Prevalence of Positive Serology for Acute Chlamydia pneumoniae Infection in Emergency Department Patients with Persistent Cough

Abstract
To determine the prevalence of acute Chlamydia pneumoniae infection in ED patients presenting with a persistent cough. This was a case series consisting of a convenience sample of 65 patients > or = 18 years of age who presented with a chief complaint of a cough lasting > or = 2 weeks. Patients were treated in the ED of an urban university hospital. Patients with immunosuppression, lung disease, pneumonia, or a cough lasting > or = 3 months were excluded.
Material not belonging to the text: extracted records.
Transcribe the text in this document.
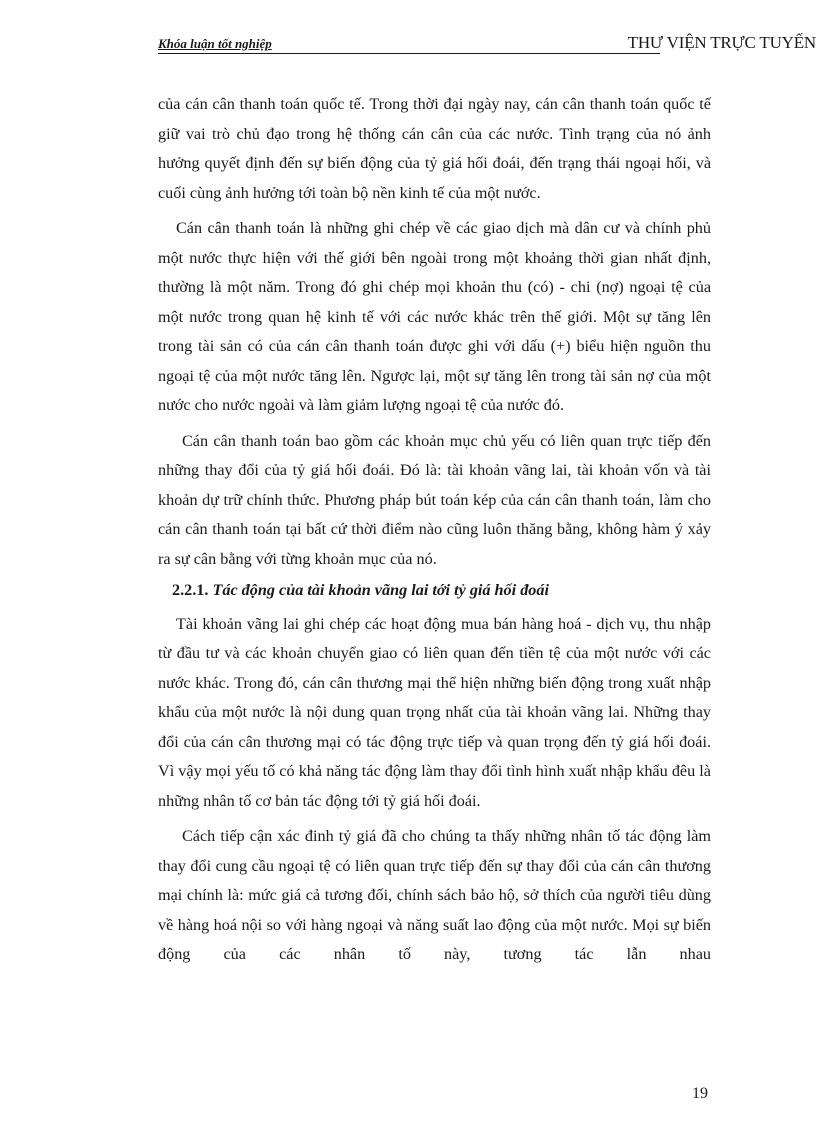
Khóa luận tốt nghiệp	THƯ VIỆN TRỰC TUYẾN

của cán cân thanh toán quốc tế. Trong thời đại ngày nay, cán cân thanh toán quốc tế giữ vai trò chủ đạo trong hệ thống cán cân của các nước. Tình trạng của nó ảnh hưởng quyết định đến sự biến động của tỷ giá hối đoái, đến trạng thái ngoại hối, và cuối cùng ảnh hưởng tới toàn bộ nền kinh tế của một nước.

Cán cân thanh toán là những ghi chép về các giao dịch mà dân cư và chính phủ một nước thực hiện với thế giới bên ngoài trong một khoảng thời gian nhất định, thường là một năm. Trong đó ghi chép mọi khoản thu (có) - chi (nợ) ngoại tệ của một nước trong quan hệ kinh tế với các nước khác trên thế giới. Một sự tăng lên trong tài sản có của cán cân thanh toán được ghi với dấu (+) biểu hiện nguồn thu ngoại tệ của một nước tăng lên. Ngược lại, một sự tăng lên trong tài sản nợ của một nước cho nước ngoài và làm giảm lượng ngoại tệ của nước đó.

Cán cân thanh toán bao gồm các khoản mục chủ yếu có liên quan trực tiếp đến những thay đổi của tỷ giá hối đoái. Đó là: tài khoản vãng lai, tài khoản vốn và tài khoản dự trữ chính thức. Phương pháp bút toán kép của cán cân thanh toán, làm cho cán cân thanh toán tại bất cứ thời điểm nào cũng luôn thăng bằng, không hàm ý xảy ra sự cân bằng với từng khoản mục của nó.

2.2.1. Tác động của tài khoản vãng lai tới tỷ giá hối đoái

Tài khoản vãng lai ghi chép các hoạt động mua bán hàng hoá - dịch vụ, thu nhập từ đầu tư và các khoản chuyển giao có liên quan đến tiền tệ của một nước với các nước khác. Trong đó, cán cân thương mại thể hiện những biến động trong xuất nhập khẩu của một nước là nội dung quan trọng nhất của tài khoản vãng lai. Những thay đổi của cán cân thương mại có tác động trực tiếp và quan trọng đến tỷ giá hối đoái. Vì vậy mọi yếu tố có khả năng tác động làm thay đổi tình hình xuất nhập khẩu đêu là những nhân tố cơ bản tác động tới tỷ giá hối đoái.

Cách tiếp cận xác đinh tỷ giá đã cho chúng ta thấy những nhân tố tác động làm thay đổi cung cầu ngoại tệ có liên quan trực tiếp đến sự thay đổi của cán cân thương mại chính là: mức giá cả tương đối, chính sách bảo hộ, sở thích của người tiêu dùng về hàng hoá nội so với hàng ngoại và năng suất lao động của một nước. Mọi sự biến động của các nhân tố này, tương tác lẫn nhau

19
Acute and convalescent sera were assayed for antibody to C. pneumoniae. Subjects with C. pneumoniae antibody titers showing a fourfold rise in either immunoglobin M (IgM) or immunoglobin G (IgG) antibody, an IgM titer of > or = 16, or an IgG titer of > or = 512 were considered to have evidence of acute C. pneumoniae infection. Thirteen (20%; 95% CI, 11% to 32%) of the 65 subjects had serologic evidence of acute C. pneumoniae infection. Except for an increased rate of fever, clinical signs and symptoms and laboratory studies did not differentiate those who had C. pneumoniae from those who did not have the disease. Patients diagnosed as having Bordetella pertussis or Mycoplasma pneumoniae infection did not have serologic evidence of concurrent C. pneumoniae infection. C. pneumoniae infection appears to be associated with a persistent cough in ED patients. Clinicians should consider this organism when evaluating these patients. It is unclear whether antibiotic therapy is indicated for these patients. If antibiotics are used, a tetracycline or macrolide antibiotic would be most appropriate.